Credit Markets/The Fed & The Cornell Fraternity Scene Act Almost Exactly The Same
Cornell’s greek scene has seen some tragic events in the last few years including the death of multiple students due to drinking/hazing and drug abuse.
It’s safe to say the fraternity scene has gone overboard/a bit out of control — and while the university regulates and watches over the greek scene, it’s impossible for them to catch everything…
In response, Cornell has been doing its best to increase scrutiny, and even push many of the fraternities off campus and “out of business.” A number of fraternities have, indeed, been kicked off campus and have been completely shut down.

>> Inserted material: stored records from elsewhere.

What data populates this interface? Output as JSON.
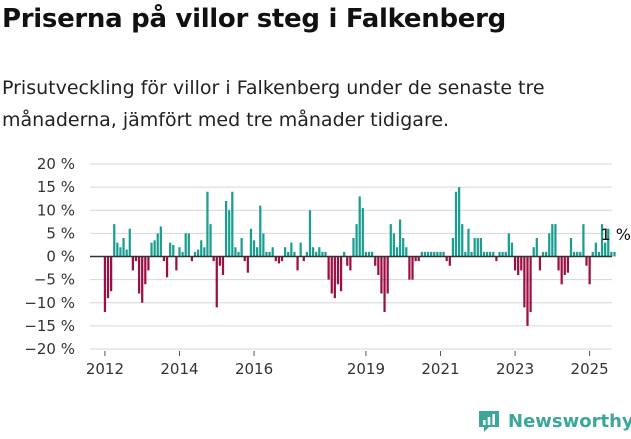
{
  "title": "Priserna på villor steg i Falkenberg",
  "subtitle": "Prisutveckling för villor i Falkenberg under de senaste tre månaderna, jämfört med tre månader tidigare.",
  "brand": "Newsworthy",
  "colors": {
    "positive": "#1a9e91",
    "negative": "#9b0f44",
    "grid": "#d6d6d6",
    "zero": "#333333",
    "brand": "#3aa79a"
  },
  "chart_data": {
    "type": "bar",
    "title": "",
    "xlabel": "",
    "ylabel": "",
    "ylim": [
      -20,
      20
    ],
    "y_ticks": [
      "20 %",
      "15 %",
      "10 %",
      "5 %",
      "0 %",
      "−5 %",
      "−10 %",
      "−15 %",
      "−20 %"
    ],
    "y_tick_values": [
      20,
      15,
      10,
      5,
      0,
      -5,
      -10,
      -15,
      -20
    ],
    "x_ticks": [
      "2012",
      "2014",
      "2016",
      "2019",
      "2021",
      "2023",
      "2025"
    ],
    "x_tick_values": [
      2012.0,
      2014.0,
      2016.0,
      2019.0,
      2021.0,
      2023.0,
      2025.0
    ],
    "x_range": [
      2011.6,
      2025.6
    ],
    "grid": true,
    "last_value_label": "1 %",
    "series": [
      {
        "start": 2012.0,
        "step_months": 1,
        "values": [
          -12,
          -9,
          -7.5,
          7,
          3,
          2,
          4,
          1.5,
          6,
          -3,
          -1,
          -8,
          -10,
          -6,
          -3,
          3,
          3.5,
          5,
          6.5,
          -1,
          -4.5,
          3,
          2.5,
          -3,
          2,
          1,
          5,
          5,
          -1,
          1,
          1.5,
          3.5,
          2,
          14,
          7,
          -1,
          -11,
          -2,
          -4,
          12,
          10,
          14,
          2,
          1,
          4,
          -1,
          -3.5,
          6,
          3.5,
          2,
          11,
          5,
          1,
          1,
          2,
          -1,
          -1.5,
          -1,
          2,
          1,
          3,
          1,
          -3,
          3,
          -1,
          1,
          10,
          2,
          1,
          2,
          1,
          1,
          -5,
          -8,
          -9,
          -6,
          -7.5,
          1,
          -2,
          -3,
          4,
          7,
          13,
          10.5,
          1,
          1,
          1,
          -2,
          -4,
          -8,
          -12,
          -8,
          7,
          5,
          2,
          8,
          4,
          2,
          -5,
          -5,
          -1,
          -1,
          1,
          1,
          1,
          1,
          1,
          1,
          1,
          1,
          -1,
          -2,
          4,
          14,
          15,
          7,
          1,
          6,
          1,
          4,
          4,
          4,
          1,
          1,
          1,
          1,
          -1,
          1,
          1,
          1,
          5,
          3,
          -3,
          -4,
          -3,
          -11,
          -15,
          -12,
          2,
          4,
          -3,
          1,
          1,
          5,
          7,
          7,
          -3,
          -6,
          -4,
          -3.5,
          4,
          1,
          1,
          1,
          7,
          -2,
          -6,
          1,
          3,
          1,
          7,
          3,
          6,
          1,
          1
        ]
      }
    ]
  }
}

But just because there are less fraternities, it doesn’t mean kids are going to drink less or do fewer drugs. Instead, they are just going to start doing them off campus and in the private homes of students.
The problem is that while drinking and drug usage was at least being done under the imperfect oversight of Cornell, the activity hasn’t stopped, it’s just moved.
It’s moving into an un-regulated environment: “the non-greek frat scene.” Or the “Shadow Fraternity Scene.”
Like Cornell University, the Fed has over reacted and moved the problem to a riskier place instead of eliminating the problem
Post 2008 the fed has started regulating banks so heavily that it’s become unattractive for them to remain in certain credit markets. Shadow Banks have started taking over much of the leveraged lending markets, and the problem is that these shadow banks don’t face many of the same regulations bank holding companies do.
It’s not like people don’t want to issue high yielding credit, and it’s not like borrowers don’t need working capital — the market still exists, it’s just moved into a new, less heavily regulated area.
By making the traditional banking system so unattractive for lenders, the Fed has successfully pushed much of the risker asset classes to institutions that face loose regulation.
The problem hasn’t gone away, it’s just moved.